(MISC opening stock price today (2.5.2012) was RM 4.80)
Malaysian International Shipping Corporation Bhd (MISC) is retrenching some 1,400 employees worldwide this year following its exit from the liner business.
The first phase of the retrenchment was carried out on March 31 while the second phase will be implemented on June 30.
MISC group corporate affairs general manager Fiona Clare Pereira said the shipping conglomerate extended a reasonable severance package to affected staff.
"In addition, we also provided additional support to assist the affected employees in managing the change in their careers," she said in a recent email response.
Pereira added that efforts were ongoing to place staff who had sought redeployment within the group, while some of the sea-going staff would be re-skilled for employment in its other shipping divisions.
MISC, the listed shipping arm of Petroliam Nasional Bhd (Petronas), had announced its exit from the liner business last November in view of the expected larger investment necessary to stay relevant in the industry.
It said its decision was made after the rapid evolvement of the industry, coupled with overcapacity and container rates trending below operating costs, threatened the company's liner business restructuring plans.

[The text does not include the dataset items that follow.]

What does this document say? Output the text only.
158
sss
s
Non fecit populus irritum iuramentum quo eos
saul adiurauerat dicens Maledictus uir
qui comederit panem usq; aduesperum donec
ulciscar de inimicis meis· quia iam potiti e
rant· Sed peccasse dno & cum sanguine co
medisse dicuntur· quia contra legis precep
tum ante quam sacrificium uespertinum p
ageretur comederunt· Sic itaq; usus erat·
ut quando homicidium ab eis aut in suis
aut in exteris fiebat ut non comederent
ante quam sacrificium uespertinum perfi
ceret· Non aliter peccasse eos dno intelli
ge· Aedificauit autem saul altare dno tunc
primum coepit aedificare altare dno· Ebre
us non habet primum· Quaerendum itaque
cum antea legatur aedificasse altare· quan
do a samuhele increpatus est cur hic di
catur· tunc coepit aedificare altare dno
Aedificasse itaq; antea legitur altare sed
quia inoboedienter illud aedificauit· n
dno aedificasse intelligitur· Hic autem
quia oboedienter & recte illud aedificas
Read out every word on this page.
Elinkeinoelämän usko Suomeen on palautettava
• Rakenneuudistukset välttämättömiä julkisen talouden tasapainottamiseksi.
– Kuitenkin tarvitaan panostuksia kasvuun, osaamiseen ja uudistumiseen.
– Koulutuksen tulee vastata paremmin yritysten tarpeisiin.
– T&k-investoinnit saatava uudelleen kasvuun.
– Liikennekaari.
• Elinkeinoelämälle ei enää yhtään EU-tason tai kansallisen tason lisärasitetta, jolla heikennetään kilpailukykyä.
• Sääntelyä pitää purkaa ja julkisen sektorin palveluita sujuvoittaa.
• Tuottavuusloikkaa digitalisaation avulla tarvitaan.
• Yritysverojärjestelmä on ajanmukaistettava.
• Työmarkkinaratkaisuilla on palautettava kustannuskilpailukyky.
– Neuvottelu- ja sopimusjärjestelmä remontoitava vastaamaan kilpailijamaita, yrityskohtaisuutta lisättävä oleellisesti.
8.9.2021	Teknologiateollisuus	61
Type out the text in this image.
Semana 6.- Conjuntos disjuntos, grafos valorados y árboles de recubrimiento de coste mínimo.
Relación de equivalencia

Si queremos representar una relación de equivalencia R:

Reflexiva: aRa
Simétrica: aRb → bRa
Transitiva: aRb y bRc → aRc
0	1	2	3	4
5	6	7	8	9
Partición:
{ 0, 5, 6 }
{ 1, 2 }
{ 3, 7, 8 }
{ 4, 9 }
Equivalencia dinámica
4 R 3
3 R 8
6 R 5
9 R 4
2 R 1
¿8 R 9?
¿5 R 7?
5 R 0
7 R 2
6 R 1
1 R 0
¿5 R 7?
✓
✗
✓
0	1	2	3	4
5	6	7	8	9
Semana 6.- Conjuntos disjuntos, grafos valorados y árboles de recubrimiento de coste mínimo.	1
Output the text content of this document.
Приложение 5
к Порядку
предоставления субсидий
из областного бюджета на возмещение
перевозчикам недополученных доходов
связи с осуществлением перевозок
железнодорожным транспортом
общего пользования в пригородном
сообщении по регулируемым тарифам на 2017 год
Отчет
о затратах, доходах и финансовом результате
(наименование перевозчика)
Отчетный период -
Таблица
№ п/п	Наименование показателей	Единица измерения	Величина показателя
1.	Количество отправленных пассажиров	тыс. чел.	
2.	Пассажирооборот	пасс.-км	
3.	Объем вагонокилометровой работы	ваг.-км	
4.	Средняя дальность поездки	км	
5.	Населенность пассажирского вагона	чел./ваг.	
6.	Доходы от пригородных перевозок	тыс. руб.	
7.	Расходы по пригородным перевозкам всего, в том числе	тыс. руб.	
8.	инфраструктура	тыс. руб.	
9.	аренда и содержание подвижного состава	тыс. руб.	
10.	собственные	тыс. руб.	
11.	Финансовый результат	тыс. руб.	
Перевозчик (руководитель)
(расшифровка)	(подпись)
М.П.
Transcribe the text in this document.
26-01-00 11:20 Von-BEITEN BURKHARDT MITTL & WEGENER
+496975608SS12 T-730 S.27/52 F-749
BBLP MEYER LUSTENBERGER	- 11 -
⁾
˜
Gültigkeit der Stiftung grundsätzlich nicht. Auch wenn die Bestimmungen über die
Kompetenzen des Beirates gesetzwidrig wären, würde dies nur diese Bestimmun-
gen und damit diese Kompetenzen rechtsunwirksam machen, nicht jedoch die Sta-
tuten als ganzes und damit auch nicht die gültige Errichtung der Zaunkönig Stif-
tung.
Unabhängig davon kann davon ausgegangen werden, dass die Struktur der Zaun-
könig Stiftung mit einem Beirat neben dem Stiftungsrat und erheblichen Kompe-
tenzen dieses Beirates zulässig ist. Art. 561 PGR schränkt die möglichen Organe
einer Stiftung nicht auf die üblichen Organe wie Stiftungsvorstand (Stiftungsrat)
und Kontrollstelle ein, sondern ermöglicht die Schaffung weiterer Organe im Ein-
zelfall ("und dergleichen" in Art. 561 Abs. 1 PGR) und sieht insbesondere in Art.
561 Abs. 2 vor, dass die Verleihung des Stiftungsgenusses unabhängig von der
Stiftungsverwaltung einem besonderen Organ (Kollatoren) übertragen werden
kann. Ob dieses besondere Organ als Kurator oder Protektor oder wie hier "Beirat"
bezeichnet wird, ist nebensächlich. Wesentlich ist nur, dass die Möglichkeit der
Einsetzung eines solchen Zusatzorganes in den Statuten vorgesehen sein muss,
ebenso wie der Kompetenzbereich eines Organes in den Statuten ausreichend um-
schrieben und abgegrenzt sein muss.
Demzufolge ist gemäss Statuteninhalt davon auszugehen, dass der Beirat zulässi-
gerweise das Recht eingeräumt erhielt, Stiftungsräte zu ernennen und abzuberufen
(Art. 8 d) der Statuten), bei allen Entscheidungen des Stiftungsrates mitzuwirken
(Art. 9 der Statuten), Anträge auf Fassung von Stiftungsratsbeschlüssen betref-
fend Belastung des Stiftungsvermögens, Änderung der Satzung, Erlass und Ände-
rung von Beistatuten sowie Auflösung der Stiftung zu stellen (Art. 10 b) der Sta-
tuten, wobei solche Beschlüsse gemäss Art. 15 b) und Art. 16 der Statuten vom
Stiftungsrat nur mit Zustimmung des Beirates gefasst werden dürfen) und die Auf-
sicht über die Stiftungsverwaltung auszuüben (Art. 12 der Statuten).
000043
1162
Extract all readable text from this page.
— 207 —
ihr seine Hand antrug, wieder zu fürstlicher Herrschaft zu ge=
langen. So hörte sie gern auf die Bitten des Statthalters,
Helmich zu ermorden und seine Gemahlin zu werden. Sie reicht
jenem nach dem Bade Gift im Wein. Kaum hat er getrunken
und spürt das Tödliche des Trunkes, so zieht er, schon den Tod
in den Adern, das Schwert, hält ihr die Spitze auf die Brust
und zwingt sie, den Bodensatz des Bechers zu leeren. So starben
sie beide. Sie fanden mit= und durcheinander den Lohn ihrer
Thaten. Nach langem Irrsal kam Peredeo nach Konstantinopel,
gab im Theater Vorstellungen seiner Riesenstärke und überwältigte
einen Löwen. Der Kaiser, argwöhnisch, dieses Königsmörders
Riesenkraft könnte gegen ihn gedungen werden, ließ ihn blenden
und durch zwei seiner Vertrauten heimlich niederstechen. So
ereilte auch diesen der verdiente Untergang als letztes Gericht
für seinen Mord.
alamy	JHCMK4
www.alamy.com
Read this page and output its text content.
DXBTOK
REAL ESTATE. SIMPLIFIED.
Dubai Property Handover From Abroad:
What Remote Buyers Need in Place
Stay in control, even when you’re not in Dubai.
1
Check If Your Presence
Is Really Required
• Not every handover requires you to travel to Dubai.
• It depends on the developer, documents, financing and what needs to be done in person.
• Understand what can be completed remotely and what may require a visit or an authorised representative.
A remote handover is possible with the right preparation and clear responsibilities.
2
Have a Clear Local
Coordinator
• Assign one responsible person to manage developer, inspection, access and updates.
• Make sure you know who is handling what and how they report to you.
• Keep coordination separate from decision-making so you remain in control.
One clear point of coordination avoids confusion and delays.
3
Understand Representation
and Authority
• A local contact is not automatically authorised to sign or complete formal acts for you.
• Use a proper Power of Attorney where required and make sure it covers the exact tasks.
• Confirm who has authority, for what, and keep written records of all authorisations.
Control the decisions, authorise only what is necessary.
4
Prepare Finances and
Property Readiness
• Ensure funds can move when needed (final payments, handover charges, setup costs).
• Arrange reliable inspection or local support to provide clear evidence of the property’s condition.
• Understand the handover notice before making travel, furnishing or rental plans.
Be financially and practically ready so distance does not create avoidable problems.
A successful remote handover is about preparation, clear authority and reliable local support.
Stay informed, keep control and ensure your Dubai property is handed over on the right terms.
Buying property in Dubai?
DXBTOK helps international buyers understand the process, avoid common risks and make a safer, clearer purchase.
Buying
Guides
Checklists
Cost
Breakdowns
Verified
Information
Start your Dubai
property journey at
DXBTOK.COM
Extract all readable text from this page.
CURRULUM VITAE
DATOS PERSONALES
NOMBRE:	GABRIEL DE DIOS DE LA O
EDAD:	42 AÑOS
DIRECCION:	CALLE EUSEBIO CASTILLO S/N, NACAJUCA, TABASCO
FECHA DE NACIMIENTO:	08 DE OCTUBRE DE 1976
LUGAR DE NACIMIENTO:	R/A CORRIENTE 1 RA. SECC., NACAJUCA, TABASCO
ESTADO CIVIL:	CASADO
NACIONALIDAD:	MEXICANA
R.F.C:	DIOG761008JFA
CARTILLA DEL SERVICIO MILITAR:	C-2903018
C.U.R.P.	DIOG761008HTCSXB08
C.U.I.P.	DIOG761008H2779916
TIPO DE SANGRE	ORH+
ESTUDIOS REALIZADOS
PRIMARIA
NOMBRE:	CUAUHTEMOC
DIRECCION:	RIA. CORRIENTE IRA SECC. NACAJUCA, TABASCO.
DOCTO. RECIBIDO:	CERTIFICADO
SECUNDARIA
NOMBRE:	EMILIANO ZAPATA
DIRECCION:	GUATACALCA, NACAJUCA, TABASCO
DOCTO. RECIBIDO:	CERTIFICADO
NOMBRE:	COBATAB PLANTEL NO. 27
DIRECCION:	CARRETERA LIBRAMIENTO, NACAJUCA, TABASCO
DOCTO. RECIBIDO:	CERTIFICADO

For the three months to Dec 31, 2011, MISC posted a net loss of RM1.74 billion against a net profit of RM1.38 billion a year earlier. This dragged MISC's results for the nine-month period to a loss of RM1.48 billion against a net profit of RM2.18 billion in the previous corresponding period.
Pereira said as a shipping conglomerate, investment prioritisation and opportunity cost consideration were necessary in the allocation of resources to support the growth of each business sector.
"Our focus in recent years has been on providing maritime and transportation solutions for the energy sector, and hence, the bulk of our resources are dedicated towards growing our energy-based business segments," she said.
She added that MISC had established leading market presence in some of the tanker market segments, which the company would continue to build and develop for the future.
"Notwithstanding the present depressed freight environment, we see growth prospects for both the petroleum/chemical tanker and LNG tanker markets over the longer term," she said.